Sidney Henry was in the business of selling office supplies. He sold a can of ink — not made by A.B. Dick — to a woman named Christina Aultman, who owned one of the restricted Dick mimeograph machines. Critically, Henry knew about the license restriction on the machine and knew the ink would be used with it in violation of that condition. The ink itself was not patented by anyone; it was a common, commercially available product. The question was whether Henry could be held legally responsible for helping Aultman violate the terms of her license.
A.B. Dick Company sued Henry in federal court, claiming contributory infringement of its mimeograph patent. The company argued that because Aultman's use of a competitor's ink violated the license restriction, her use of the machine became unauthorized — and therefore infringing — and that Henry, by knowingly supplying the ink, had contributed to that infringement.
The lower courts ruled in favor of A.B. Dick Company.

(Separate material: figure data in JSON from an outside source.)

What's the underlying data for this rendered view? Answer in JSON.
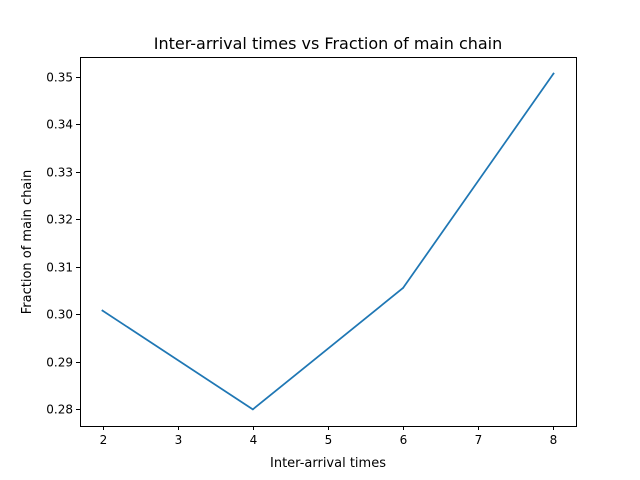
{
  "chart_data": {
    "type": "line",
    "title": "Inter-arrival times vs Fraction of main chain",
    "xlabel": "Inter-arrival times",
    "ylabel": "Fraction of main chain",
    "x": [
      2,
      4,
      6,
      8
    ],
    "series": [
      {
        "values": [
          0.3008,
          0.28,
          0.3056,
          0.3507
        ],
        "color": "#1f77b4"
      }
    ],
    "xlim": [
      1.7,
      8.3
    ],
    "ylim": [
      0.2765,
      0.3542
    ],
    "xticks": [
      2,
      3,
      4,
      5,
      6,
      7,
      8
    ],
    "xtick_labels": [
      "2",
      "3",
      "4",
      "5",
      "6",
      "7",
      "8"
    ],
    "yticks": [
      0.28,
      0.29,
      0.3,
      0.31,
      0.32,
      0.33,
      0.34,
      0.35
    ],
    "ytick_labels": [
      "0.28",
      "0.29",
      "0.30",
      "0.31",
      "0.32",
      "0.33",
      "0.34",
      "0.35"
    ],
    "grid": false,
    "legend": false
  }
}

Henry appealed to the United States Supreme Court, arguing that the patent on the mimeograph machine could not possibly give A.B. Dick the right to control the market for ordinary, unpatented ink. The case raised fundamental questions about how far the power of a patent could reach — specifically, whether it could extend beyond the patented invention itself to cover everyday supplies used with it.

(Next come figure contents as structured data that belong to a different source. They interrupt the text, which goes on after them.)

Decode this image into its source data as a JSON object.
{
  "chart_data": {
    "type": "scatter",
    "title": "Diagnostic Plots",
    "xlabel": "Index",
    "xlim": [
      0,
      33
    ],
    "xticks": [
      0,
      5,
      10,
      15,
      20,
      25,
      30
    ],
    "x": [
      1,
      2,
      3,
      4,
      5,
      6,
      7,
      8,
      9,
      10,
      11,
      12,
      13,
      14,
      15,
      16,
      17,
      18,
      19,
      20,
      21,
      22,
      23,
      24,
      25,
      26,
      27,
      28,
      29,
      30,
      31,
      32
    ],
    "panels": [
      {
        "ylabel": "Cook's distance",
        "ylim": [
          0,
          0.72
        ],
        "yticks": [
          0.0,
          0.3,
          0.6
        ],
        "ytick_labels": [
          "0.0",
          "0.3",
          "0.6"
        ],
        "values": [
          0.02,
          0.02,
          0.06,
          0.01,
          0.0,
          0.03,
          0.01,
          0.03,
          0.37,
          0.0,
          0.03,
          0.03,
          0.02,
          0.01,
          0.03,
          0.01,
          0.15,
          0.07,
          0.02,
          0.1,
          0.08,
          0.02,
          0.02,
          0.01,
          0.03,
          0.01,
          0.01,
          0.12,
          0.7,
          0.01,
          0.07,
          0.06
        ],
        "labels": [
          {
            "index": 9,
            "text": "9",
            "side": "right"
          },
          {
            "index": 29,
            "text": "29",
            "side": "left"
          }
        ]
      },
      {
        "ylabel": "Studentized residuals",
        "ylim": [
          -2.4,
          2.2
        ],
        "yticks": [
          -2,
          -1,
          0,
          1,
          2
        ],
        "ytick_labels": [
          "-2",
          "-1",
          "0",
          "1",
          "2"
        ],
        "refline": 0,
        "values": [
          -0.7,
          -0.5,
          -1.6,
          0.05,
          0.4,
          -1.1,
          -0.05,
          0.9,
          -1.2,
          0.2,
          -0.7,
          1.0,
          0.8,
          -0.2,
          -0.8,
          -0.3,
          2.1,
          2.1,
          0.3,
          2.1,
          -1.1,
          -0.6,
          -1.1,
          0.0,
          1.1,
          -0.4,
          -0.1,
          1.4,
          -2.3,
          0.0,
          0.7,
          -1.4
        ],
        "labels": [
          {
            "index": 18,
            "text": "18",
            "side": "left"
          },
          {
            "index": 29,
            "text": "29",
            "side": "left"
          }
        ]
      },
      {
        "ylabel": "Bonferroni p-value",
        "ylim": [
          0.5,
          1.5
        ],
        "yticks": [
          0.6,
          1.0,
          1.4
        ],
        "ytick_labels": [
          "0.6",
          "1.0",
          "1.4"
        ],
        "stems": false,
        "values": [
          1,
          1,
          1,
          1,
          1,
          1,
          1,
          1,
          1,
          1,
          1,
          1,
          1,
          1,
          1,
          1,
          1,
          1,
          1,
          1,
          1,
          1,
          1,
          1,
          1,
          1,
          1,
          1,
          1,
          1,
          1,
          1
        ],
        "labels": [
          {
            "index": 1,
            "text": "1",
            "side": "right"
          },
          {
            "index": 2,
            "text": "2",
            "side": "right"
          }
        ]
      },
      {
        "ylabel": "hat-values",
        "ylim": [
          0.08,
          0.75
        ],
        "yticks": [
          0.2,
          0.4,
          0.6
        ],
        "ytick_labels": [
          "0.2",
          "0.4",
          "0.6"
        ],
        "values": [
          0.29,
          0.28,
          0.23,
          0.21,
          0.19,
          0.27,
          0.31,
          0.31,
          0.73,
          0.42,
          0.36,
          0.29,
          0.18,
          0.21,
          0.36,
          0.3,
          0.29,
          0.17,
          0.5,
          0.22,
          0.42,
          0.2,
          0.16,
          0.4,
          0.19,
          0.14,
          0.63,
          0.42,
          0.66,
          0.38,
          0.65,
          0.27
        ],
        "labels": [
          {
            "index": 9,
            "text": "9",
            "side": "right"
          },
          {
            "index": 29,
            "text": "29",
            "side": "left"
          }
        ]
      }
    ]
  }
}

The Supreme Court agreed to hear the case because it presented a significant and unresolved question about the scope of a patent holder's rights, the legality of conditional restrictions on patented goods, and the boundaries of contributory infringement.
The Arguments
Henry argued that the patent on the mimeograph machine gave A.B. Dick no right to control the sale or use of ordinary unpatented ink. The license restriction was an improper attempt to extend the patent monopoly beyond the patented invention itself and into the market for common, everyday supplies.
- The ink Henry sold was an ordinary, unpatented product freely available on the open market, and the patent laws gave A.B. Dick no monopoly over such products.
- Allowing patent holders to tie unpatented supplies to their patented machines would create monopolies far broader than anything Congress intended when it enacted the patent laws.
- A patent grants exclusive rights over the specific invention described in the patent — not the right to control all commerce in products that happen to be used alongside that invention.
A.B. Dick argued that as patent holder, it had the absolute right to set conditions on how its patented machines were used, including requiring buyers to use only A.B. Dick supplies. Anyone who knowingly helped a buyer violate those conditions was contributing to patent infringement.
- The patent right includes the lesser right to sell the patented article subject to conditions and restrictions — since A.B. Dick could have refused to sell the machine at all, it could certainly sell it with strings attached.
- Aultman's use of the mimeograph with unauthorized ink violated the terms of her license, making her use of the machine an act of infringement.
- Henry knew about the restriction when he sold the ink and deliberately helped Aultman infringe, making him liable as a contributory infringer.